La junte déploie des troupes dans plusieurs Etats

Le Haut-Commissariat aux Droits de l’Homme de l’ONU s’en est ému la semaine dernière : dans plusieurs Etats, Internet a d’abord été coupé. Puis des centaines de soldats ont été déployés avec des armes lourdes.

La junte veut manifestement en découdre avec les armées locales qui contestent son pouvoir.

C’est une des particularités de la Birmanie. Il y a une multitude d’ethnies et beaucoup de mouvements indépendantistes en guerre contre le pouvoir central, notamment aux frontières avec la Thaïlande, la Chine ou l’Inde. 

C’est le cas des ethnies Chins et Kachins dans le nord de la Birmanie. Là-bas, des guérillas se rebellent contre l’armée. Elles se procurent des armes, tuent de nombreux soldats, elles commettent aussi des actes de sabotage, en coupant par exemple les communications militaires. 

La junte redoute que ces combattants s’unissent et mènent des actions communes avec la mouvance armée de l’opposition, baptisée « Force de défense populaire », qui appelle tous les Birmans à la rejoindre. 

C’est pour cette raison que le régime putschiste mène actuellement autant d’opérations contre des civils, des petits groupes, parfois des villages entiers soupçonnés de soutenir la résistance. 

Les affrontements se multiplient, et deux camps fourbissent leurs armes. Il y a aujourd’hui un risque important de guerre civile en Birmanie, à l’abri des regards qui plus est, car aucun journaliste étranger ne peut accéder au pays (le Prix Bayeux des correspondants de guerre a couronné pour la première fois samedi 9 octobre un lauréat qui veut rester anonyme, un photographe birman qui a couvert la mobilisation contre le régime).

Face à la crise, la communauté internationale est comme souvent impuissante.

La junte birmane peut compter sur des soutiens de poids, dont bien sûr la Chine et la Russie. 

L’ASEAN met la pression sur la junte

Les grandes puissances ne parviennent pas à s’entendre.

On en a eu la preuve en septembre lors de l’Assemblée générale de l’ONU. Les Etats-Unis, la Chine et la Russie ont trouvé un accord pour que personne ne puisse prendre la parole au nom de la Birmanie, ni un représentant du gouvernement tombé en février, ni un responsable de la junte. 

Une action concrète pourrait venir de l’ASEAN, qui regroupe 10 pays d’Asie du sud-est.
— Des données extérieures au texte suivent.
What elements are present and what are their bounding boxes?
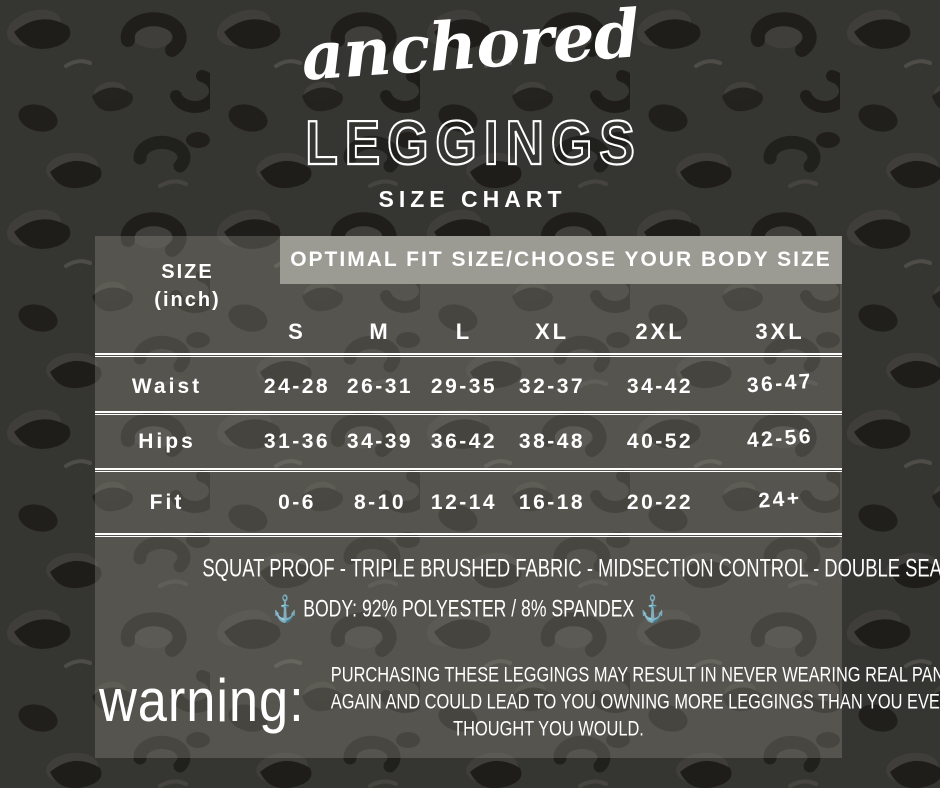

Ses membres discutent d’une possible exclusion du chef de la junte birmane, Min Aung Hlaing. Ils n’apprécient pas que leur envoyé spécial ne puisse pas rencontrer Aung San Suu Kyi, accusée de sédition et de corruption. L’ex-dirigeante témoignera pour la première fois à son procès à la fin du mois. 

En avril, l’ASEAN a présenté un plan en 5 points pour résoudre la crise et faciliter notamment l’arrivée de l’aide humanitaire.  

La junte ne montre pour le moment aucun signe de bonne volonté, et semble donc choisir la manière forte pour imposer son autorité.